Так как я молчал, она повторила:
— Это было мучительно и очень приятно. И если бы ты знал, как был прекрасен этот человек, как он был силен! Мускулы были как у статуи. Обними меня, мой милый, обними же меня!
Глаза у Клары закатились. Сквозь полуприщуренные веки я видел только белки ее глаз. Она сказала:
— Он не шевелился. На спине у него были как бы мелкие волны. О, твои губы!
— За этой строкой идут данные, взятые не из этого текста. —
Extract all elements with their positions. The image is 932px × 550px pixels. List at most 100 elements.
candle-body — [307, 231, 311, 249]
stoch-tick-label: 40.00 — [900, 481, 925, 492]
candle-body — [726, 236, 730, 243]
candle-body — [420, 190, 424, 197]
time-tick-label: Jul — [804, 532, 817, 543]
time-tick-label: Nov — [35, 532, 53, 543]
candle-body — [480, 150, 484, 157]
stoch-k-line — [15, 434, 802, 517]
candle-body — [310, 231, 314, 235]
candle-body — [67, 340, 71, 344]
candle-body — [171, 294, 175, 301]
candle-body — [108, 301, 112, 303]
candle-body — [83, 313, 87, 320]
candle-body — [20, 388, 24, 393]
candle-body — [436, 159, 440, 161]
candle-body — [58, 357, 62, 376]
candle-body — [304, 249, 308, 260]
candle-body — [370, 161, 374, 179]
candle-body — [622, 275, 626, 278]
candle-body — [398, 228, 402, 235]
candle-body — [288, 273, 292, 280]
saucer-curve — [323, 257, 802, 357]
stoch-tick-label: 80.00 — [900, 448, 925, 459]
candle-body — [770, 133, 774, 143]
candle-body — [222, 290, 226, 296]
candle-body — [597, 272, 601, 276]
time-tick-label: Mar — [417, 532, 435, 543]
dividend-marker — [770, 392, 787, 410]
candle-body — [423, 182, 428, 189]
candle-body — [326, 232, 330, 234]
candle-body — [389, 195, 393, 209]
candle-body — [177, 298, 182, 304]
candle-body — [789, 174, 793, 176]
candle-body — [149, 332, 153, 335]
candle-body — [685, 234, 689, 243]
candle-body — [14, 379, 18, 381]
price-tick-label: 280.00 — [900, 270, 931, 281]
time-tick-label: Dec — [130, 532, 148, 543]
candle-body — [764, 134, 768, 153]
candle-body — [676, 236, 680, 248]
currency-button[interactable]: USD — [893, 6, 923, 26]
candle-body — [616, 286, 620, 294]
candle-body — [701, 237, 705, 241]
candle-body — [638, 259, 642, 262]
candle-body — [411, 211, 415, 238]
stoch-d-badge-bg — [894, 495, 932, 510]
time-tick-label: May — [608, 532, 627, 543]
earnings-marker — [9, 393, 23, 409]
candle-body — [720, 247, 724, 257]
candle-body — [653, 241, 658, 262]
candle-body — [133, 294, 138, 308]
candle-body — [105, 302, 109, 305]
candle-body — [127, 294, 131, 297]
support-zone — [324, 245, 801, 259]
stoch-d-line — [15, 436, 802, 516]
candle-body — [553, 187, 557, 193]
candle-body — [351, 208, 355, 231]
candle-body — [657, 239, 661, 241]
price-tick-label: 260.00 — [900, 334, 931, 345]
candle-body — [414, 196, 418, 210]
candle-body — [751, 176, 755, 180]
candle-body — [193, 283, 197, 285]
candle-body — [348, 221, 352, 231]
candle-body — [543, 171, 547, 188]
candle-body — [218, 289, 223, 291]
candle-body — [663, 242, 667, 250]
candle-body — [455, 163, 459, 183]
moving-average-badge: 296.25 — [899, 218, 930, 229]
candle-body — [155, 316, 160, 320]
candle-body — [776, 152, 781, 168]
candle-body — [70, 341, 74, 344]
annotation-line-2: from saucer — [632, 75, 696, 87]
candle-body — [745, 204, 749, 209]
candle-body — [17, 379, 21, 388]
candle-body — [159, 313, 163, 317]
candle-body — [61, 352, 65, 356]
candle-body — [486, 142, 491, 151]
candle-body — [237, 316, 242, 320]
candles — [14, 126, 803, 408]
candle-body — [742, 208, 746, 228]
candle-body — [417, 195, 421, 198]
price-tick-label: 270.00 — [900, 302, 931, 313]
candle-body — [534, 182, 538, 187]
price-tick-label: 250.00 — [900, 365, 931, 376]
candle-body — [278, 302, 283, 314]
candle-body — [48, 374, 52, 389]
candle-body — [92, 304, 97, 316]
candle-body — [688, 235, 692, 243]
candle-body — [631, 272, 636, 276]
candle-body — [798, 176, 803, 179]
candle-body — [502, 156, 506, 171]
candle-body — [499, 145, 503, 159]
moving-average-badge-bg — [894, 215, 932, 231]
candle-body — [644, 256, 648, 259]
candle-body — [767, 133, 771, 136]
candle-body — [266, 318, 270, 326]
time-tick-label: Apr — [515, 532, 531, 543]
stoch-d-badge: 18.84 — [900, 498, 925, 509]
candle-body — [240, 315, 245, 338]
После нескольких секунд молчания она заговорила снова:
— В прошлом году вместе с Анни я видела нечто еще более поразительное. Я видела человека, который изнасиловал свою мать и потом ножом распорол е живот. Впрочем, кажется, он был сумасшедший. Он был осужден к смерти от ласки. Да, мой милый. Великолепно? Иностранцам не позволяют присутствовать при этом наказании, которое, к тому же, редко употребляется. Но мы дали денег стражнику, и он спрятал нас за ширмой. Я и Анни все видели. Сумасшедший — с виду он не похож на сумасшедшего — был положен на очень низенький стол, все тело его было привязано веревками, рот заткнут, так что он не мог сделать ни одного движения, ни испустить крика. Женщина, не молодая, не красивая, с серьезным лицом, одетая во все черное, с голой рукой, украшенной широким золотым браслетом, опустилась около сумасшедшего на колени. Она начала исполнять свои обязанности. О, дорогой, милый! Если бы ты видел! Это продолжалось четыре часа, четыре часа, подумай!.. Четыре часа ужасных и умелых ласк, во время которых рука женщины ни на минуту не замедлила движения, во время которых лицо ее оставалось холодным и угрюмым. Осужденный испустил дух в потоке крови, которым он забрызгал все лицо своей мучительницы. Никогда я не видела ничего такого ужасного, и это было так ужасно, мой милый, что мы с Анни лишились чувств. Я всегда думаю об этом.
С сожалением она добавила:
— У этой женщины на одном из пальцев был большой рубин, который во время мучения играл на солнце, как маленький, красный, танцующий огонек. Анни купила его. Я не знала, что с ним сделалось. Мне очень хотелось бы иметь его.
Клара умолкла, несомненно, унесшись мыслью к нечистым и кровавым образам этого гнусного воспоминания.